While they are at the center of SRHR decisions and service provision, cultural and religious leaders still remain a critical constituency that has not been tapped into by advocates for a progressive SRHR legal and policy environment in Uganda. They are a significant constituency because policies cannot be declared right with engaging them through consultations. However, this is a constituency that remains out of reach of scientific evidence that gives a clear and true picture of Uganda’s laughable SRHR record in comparison with other East African countries.

It is at this time that advocates must recognize that the influence of cultural and religious institutions cannot be go unnoticed, and they hold the key to ensuring that young people’s SRHR is realized. The role of religious and cultural institutions in child and human development is seen in church programs like Sunday school, youth camps/guild, and missions, the Kisakaate of the Nabagereka of Buganda and the girl-power conference of Pastor Jessica Kayanja for instance. Some of Uganda’s communication platforms are equally owned and operated by the religious and cultural institutions.

These include lighthouse television, Top TV and Radio, CBS Radio, Power FM, BBS Telefayina, Radio Sapientia, Radio Maria among others as important channels that we can leverage to enforce our support for the young people. Religious founded institutions through the Catholic Education Secretariat, Church of Uganda Schools, UMEA, and tertiary institutions like Uganda Christian University, Busoga University, Muteesa I Royal University, Ndejje University, and Uganda Martyrs University among others is other avenues in the education arena that are critical. It is therefore to the advantage of young people that this is another avenue the government is considering in the implementation of the recently launched Sexuality Education Framework.
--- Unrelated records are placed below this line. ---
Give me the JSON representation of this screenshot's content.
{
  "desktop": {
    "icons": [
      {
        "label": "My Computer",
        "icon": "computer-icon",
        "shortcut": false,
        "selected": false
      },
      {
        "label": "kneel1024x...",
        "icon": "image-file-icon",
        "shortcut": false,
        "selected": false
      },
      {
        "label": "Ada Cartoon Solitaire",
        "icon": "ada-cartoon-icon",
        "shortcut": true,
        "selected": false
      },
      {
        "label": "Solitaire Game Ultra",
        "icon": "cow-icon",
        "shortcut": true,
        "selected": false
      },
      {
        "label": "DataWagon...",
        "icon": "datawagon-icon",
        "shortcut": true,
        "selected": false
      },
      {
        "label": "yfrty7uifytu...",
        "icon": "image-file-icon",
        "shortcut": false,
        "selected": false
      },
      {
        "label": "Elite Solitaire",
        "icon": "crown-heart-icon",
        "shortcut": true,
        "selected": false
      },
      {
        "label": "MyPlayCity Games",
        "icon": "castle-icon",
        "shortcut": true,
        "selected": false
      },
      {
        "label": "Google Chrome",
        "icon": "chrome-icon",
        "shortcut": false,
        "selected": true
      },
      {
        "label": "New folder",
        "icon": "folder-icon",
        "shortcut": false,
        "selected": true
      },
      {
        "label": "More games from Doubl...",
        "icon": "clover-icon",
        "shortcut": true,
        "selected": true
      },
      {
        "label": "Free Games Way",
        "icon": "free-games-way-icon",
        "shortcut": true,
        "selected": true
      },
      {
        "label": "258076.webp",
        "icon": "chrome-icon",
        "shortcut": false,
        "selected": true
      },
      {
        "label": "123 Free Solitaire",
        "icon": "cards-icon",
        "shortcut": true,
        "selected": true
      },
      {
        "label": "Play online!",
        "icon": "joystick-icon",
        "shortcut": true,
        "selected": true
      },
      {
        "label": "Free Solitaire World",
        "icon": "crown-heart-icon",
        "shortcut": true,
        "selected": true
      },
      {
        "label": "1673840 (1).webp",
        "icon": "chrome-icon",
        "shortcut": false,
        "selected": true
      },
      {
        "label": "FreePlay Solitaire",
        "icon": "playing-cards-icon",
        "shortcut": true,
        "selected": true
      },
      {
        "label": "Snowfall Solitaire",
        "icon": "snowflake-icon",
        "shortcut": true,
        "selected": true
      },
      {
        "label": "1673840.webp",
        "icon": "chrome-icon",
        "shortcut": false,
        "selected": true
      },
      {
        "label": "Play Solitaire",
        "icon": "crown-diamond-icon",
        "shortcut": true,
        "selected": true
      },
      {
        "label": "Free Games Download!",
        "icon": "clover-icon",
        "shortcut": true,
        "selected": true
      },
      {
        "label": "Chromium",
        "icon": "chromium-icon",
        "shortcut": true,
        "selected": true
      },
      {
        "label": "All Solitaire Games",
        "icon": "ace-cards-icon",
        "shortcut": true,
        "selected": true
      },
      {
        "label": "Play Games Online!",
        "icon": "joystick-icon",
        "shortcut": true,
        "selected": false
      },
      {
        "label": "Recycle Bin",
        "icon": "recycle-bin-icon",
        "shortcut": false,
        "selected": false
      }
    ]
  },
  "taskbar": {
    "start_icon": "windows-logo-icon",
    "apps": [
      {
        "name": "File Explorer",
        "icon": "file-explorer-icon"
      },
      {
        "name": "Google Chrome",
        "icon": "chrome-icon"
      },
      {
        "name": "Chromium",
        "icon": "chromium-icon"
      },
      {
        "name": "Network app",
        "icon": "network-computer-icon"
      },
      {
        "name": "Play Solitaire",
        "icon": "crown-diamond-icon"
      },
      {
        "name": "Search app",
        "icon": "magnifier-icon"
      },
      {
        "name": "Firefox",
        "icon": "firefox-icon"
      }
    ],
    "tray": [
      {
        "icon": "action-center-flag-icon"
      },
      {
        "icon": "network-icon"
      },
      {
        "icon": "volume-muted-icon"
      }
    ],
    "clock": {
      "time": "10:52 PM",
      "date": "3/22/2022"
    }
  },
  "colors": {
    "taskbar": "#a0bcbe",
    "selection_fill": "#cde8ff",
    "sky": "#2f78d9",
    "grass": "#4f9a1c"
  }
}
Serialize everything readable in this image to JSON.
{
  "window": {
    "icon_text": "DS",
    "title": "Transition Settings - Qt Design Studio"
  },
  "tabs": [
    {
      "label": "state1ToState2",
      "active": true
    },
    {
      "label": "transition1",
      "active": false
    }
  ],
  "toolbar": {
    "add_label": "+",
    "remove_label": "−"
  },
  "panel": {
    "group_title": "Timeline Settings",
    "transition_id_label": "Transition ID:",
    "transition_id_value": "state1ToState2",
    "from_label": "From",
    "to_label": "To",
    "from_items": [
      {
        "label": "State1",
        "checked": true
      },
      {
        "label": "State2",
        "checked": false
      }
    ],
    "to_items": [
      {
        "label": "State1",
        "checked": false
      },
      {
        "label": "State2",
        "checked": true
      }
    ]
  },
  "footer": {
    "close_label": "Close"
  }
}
The cultural and religious camps need to embrace access to SRHR information by young people through this avenue. They are equally at the center of health service provision and handle health predicaments of a significant number of people, including the SRH of young people.

The Medical bureaus (Uganda Catholic Medical Bureau, Uganda Protestant Medical Bureau, and Uganda Muslim Medical Bureau) are centers of power in determining the kind of services provided including on SRH. It is therefore important to emphasize these synergies with cultural and religious institutions in ensuring provision and access to a wide range of SRH services that remain out of reach by the young people. This is when Uganda will be able to score high on the different SRHR indicators.